The Battle for the Capital: Fighting for a Better Taipei
The success or downfall of capital cities has always been linked to the people's well-being and the country's development. Jane Jacobs, a legendary figure in the American urban planning community who fought against improper government urban development while actively advocated for the diversity of neighborhoods has said "The crowning glory of human society are the creative, well-functioning cities, which are always at the core of a civilizations development. Decaying cities, declining economies and ever-increasing social problems are also always intertwined. These are no accidents. "
Perhaps the citizens of Taipei should be proud. Recently, the Economist Intelligence Unit (EIU) selected the world's most livable cities based on safety, health care, food quality, educational resources, roads and transportation quality. Recently released by the BBC the findings put Taipei among the top five cities which have continued to climb the ranks over the past 10 years. The reason for this recognition from the foreign press was the government’s continued investment in infrastructure, (such as the MRT system), medical insurance and educational resources.
Since Taipei changed its title to the municipality of the central government in 1994, there has been a war between the Blue and Green Parties over this municipal turf. After 20 years of entanglement, the spirit of political independence was given life in 2014. Ke Wenzhe took the opportunity of a "citizen awakening" amid the “Hong Zhongqiu Incident” and the “anti-ECFA” sentiment at the time. He won the mayoral election without ties to either of the two major political parties. With strong support from the Democratic People Party, he became the third non-party Taipei mayor in history. Since then, the citizens' desire to get involved in political and public issues has garnered a kinetic energy that can no longer be ignored by the political establishment.
The significance of the election of the mayor of Taipei to the public is no longer relegated to negative pessimism, as if having to choose from "the best of a bad lot." Of course, there is no lack of political shenanigans and sensationalism, but citizens have long grown tired of the Blue-Green war of old. Disposing of rigid political ideology, the capital’s citizens now face the election with a relatively positive frame of mind. As if waking from a long slumber, the public consciousness is eager to understand and get involved in politics. There is an understanding that if Taiwan does not become better, it will in fact decline and that responsibility of such will fall at the feet of the people. As Plato said, "One of the penalties for refusing to participate in politics is that you end up being governed by your inferiors."

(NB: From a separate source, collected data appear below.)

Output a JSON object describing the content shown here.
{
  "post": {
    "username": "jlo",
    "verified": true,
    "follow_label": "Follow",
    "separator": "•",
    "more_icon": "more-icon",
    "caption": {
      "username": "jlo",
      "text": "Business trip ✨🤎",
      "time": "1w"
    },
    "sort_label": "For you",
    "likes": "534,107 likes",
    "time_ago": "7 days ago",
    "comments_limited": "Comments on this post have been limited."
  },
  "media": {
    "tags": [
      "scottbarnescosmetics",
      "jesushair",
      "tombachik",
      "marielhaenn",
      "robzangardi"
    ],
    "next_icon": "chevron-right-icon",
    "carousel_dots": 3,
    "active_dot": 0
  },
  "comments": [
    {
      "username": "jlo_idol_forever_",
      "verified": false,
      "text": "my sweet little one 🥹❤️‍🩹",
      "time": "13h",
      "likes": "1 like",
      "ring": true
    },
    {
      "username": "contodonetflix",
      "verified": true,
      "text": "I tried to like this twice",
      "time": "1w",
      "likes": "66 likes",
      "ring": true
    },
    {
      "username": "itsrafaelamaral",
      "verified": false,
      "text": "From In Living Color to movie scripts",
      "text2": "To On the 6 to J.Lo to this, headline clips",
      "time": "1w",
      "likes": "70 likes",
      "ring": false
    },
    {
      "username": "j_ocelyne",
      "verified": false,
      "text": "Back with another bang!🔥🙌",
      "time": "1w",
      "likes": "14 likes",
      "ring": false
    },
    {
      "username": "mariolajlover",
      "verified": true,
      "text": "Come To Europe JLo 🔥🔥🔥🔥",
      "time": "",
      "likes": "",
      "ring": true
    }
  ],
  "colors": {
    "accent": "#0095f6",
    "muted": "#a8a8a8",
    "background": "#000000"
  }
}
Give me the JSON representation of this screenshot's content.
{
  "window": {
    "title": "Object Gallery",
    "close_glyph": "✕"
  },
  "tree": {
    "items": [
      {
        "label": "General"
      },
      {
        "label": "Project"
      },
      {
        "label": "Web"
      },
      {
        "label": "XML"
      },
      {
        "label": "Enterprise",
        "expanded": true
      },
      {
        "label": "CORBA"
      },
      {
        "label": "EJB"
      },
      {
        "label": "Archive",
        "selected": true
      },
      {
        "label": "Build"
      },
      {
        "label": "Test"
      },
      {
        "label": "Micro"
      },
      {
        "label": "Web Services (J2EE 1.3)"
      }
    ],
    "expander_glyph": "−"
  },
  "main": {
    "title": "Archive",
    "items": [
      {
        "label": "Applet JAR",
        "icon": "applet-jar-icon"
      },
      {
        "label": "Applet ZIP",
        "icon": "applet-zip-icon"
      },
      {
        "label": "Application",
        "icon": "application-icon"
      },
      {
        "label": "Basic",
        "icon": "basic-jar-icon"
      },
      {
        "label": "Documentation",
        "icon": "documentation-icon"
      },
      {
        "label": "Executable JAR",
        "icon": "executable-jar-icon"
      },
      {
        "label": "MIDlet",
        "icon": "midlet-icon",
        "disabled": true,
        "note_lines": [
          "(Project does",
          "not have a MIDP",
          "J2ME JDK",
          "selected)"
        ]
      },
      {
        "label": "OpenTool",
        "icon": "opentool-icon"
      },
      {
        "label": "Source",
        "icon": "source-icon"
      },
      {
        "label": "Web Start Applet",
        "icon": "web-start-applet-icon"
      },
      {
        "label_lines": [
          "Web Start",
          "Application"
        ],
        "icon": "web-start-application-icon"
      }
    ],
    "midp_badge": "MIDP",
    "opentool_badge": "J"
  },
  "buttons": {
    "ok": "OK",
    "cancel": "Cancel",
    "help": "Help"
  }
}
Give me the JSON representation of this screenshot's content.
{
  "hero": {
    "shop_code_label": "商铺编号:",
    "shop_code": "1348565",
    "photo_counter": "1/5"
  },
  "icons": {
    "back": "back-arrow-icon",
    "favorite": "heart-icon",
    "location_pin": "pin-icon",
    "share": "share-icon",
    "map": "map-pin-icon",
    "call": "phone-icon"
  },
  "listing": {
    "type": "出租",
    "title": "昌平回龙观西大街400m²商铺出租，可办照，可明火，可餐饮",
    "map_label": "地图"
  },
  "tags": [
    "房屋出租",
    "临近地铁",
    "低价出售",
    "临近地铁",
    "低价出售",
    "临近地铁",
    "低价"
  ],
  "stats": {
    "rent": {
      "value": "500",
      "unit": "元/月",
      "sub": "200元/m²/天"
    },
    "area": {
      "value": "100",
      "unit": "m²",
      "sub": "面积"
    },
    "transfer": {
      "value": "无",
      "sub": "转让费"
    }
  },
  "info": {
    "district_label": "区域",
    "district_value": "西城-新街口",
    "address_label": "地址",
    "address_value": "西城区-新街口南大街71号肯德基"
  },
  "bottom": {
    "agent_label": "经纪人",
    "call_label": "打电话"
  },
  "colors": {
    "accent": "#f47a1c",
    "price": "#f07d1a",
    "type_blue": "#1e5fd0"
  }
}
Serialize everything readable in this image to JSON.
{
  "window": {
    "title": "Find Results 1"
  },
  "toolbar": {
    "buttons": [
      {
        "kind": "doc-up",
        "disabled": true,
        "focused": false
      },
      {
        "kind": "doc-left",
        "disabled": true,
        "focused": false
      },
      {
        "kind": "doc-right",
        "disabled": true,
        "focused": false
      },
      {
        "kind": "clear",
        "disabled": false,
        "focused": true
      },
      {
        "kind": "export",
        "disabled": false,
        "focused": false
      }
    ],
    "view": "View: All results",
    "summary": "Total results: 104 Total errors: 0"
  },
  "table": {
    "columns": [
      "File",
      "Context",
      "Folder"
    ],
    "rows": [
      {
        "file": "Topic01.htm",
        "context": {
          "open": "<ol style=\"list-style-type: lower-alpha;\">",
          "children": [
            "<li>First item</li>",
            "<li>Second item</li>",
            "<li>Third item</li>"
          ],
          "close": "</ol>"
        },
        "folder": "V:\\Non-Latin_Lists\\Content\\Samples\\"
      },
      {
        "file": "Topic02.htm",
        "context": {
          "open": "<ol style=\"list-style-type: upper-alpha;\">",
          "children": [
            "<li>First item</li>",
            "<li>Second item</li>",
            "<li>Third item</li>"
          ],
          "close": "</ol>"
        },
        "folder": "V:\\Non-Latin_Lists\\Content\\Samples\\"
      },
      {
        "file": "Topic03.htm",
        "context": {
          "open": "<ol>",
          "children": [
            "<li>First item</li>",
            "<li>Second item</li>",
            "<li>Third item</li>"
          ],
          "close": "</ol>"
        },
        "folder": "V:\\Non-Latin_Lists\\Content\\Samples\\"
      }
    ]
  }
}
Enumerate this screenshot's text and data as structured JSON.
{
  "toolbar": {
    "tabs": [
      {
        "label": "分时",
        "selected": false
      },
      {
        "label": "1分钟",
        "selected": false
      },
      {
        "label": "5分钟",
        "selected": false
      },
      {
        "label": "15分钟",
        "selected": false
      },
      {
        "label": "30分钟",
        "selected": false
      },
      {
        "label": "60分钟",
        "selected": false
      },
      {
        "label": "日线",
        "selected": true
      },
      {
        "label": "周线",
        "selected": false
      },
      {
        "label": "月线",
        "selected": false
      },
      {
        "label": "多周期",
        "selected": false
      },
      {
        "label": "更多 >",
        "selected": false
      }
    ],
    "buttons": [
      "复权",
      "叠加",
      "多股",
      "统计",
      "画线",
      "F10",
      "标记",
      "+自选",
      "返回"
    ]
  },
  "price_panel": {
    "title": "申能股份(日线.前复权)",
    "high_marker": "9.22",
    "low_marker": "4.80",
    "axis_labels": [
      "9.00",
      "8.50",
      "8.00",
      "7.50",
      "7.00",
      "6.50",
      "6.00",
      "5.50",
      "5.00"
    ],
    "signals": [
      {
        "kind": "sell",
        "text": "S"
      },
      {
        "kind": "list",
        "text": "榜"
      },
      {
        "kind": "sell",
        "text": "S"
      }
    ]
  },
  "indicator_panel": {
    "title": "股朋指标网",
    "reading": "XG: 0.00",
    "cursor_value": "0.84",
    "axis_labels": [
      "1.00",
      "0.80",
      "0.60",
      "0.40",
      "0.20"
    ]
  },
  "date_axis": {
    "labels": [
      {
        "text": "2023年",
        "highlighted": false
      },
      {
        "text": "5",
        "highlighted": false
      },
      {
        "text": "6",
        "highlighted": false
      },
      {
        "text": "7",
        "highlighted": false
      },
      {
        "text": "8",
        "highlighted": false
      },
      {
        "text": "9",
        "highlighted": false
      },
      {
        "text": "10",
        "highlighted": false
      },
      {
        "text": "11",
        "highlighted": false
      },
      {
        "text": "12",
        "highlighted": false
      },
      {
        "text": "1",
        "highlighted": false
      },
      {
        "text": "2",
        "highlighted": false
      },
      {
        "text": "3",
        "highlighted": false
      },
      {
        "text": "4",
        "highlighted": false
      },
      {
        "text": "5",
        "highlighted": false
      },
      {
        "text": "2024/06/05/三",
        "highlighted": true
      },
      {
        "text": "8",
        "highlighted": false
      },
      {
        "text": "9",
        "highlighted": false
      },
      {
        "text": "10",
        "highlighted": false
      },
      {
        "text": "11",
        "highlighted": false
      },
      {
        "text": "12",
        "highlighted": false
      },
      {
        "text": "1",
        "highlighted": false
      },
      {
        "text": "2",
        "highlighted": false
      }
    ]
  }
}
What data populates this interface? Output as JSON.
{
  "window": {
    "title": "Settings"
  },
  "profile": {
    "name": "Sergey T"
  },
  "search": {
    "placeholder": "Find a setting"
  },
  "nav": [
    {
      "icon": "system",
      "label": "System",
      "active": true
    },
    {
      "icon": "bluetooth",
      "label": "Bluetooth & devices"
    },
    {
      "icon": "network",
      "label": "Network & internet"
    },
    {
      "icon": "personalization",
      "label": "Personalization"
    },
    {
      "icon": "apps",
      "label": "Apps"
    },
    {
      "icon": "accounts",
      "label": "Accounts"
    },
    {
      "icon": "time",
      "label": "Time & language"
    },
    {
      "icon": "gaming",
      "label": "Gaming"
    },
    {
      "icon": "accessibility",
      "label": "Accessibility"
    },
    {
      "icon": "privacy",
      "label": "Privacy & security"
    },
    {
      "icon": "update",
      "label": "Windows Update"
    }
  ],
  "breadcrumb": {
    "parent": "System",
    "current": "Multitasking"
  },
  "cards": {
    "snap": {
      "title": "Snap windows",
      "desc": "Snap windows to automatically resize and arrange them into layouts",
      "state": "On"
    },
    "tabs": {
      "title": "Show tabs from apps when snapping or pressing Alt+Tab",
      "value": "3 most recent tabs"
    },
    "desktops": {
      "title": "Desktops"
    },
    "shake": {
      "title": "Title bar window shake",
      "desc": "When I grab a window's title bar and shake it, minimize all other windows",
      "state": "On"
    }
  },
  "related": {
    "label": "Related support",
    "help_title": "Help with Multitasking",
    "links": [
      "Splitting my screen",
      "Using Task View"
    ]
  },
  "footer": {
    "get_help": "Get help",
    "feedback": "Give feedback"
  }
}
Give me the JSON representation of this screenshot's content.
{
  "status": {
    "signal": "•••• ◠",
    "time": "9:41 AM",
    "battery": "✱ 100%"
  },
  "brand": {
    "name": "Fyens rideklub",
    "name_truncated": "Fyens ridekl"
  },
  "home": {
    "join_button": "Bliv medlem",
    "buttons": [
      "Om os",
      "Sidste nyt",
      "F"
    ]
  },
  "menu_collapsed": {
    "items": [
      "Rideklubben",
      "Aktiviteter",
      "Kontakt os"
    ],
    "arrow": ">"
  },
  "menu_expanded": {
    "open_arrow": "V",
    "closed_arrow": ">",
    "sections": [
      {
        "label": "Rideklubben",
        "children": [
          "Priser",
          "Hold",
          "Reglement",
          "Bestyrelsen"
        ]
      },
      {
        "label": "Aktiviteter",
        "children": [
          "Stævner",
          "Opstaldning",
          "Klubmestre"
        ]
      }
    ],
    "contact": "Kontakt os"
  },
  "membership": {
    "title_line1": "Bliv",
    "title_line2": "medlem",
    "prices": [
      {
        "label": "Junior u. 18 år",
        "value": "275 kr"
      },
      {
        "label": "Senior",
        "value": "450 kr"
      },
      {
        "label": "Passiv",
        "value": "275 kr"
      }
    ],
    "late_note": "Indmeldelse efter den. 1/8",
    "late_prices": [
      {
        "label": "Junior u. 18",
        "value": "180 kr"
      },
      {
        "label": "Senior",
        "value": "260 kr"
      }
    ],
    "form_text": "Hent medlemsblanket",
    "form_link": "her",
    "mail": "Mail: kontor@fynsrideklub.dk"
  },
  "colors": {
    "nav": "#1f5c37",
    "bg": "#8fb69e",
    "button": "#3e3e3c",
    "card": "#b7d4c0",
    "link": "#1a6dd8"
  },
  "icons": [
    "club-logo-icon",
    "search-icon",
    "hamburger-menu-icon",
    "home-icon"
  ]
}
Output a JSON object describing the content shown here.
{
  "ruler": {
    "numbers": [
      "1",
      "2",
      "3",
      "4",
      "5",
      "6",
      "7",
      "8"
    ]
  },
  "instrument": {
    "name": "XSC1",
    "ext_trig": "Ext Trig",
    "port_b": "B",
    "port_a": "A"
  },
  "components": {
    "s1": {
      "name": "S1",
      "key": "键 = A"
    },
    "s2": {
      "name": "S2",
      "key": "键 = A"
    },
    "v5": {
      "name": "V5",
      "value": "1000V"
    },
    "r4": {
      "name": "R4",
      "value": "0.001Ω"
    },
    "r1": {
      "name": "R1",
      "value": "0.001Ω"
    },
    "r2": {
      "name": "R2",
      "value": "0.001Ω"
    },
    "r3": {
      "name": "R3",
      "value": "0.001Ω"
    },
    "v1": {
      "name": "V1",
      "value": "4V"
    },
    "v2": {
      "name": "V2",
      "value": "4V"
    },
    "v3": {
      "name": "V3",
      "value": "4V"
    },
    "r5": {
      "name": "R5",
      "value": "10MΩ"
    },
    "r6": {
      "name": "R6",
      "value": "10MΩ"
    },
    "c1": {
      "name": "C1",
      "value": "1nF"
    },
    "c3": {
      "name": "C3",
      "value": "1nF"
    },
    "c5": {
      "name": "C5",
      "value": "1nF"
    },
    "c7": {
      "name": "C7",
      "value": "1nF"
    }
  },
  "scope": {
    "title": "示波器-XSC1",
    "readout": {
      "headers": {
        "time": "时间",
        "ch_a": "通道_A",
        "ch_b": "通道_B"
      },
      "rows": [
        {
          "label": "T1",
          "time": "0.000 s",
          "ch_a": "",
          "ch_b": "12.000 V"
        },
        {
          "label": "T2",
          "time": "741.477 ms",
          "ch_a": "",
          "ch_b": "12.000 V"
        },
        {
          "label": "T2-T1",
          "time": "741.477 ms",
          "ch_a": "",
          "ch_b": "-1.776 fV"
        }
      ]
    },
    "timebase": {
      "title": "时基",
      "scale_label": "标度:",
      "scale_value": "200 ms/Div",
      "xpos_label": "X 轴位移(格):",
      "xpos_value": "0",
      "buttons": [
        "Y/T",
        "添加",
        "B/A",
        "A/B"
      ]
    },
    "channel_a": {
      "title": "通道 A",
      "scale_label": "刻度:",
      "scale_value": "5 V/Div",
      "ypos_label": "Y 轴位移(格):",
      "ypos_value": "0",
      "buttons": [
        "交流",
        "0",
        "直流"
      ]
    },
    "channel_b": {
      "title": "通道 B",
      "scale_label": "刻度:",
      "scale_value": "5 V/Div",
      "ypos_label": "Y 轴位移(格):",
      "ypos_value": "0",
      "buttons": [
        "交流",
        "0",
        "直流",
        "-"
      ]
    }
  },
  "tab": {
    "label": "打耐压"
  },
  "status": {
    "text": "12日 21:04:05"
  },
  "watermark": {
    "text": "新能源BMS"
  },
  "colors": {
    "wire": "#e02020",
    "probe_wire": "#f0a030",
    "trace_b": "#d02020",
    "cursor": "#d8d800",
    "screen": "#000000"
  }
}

Political commentator Zhou Weihang believes that Ke Wenzhe's tactical investments at the beginning of the election have also opened up a new path of political thinking in Taiwan, begging the question, is it possible to heavily rely on technology and data to win an election? With the overwhelming force of this campaign’s "Net Army,” along with traditional campaign tactics of hitting the streets, and setting up billboards, the candidates have also invested their energy and resources in so called "air battles." The power of the Internet today has forced candidates to actively learn how to “trend online," so as not be ignored by younger voters. The consequence of remaining static will be being forced to stand in the shadow while their competition gets internet-hot.
"Please use policy to convince me," has been a common cry this election. A local independent bookstore posted notices on its storefront titled "For Canvassing Politicians.” Listed under “Unwanted” attributes, one statement read: "
Slogans and photos alone are useless. Young people are concerned about politics, so be professional and serious. Discuss public affairs with voters and come up with substantive political views. Modern voters will find information on their own. We need politicians who can get things done."
Democratic elections are an excellent opportunity to enhance Taiwan's collective political consciousness and wisdom. Even if the final result fails to meet everyone's expectations, it is still the driving force for effectively moving our society forward. Everyone's vision of what "a better Taipei" will be is an equally important element in what Taipei becomes.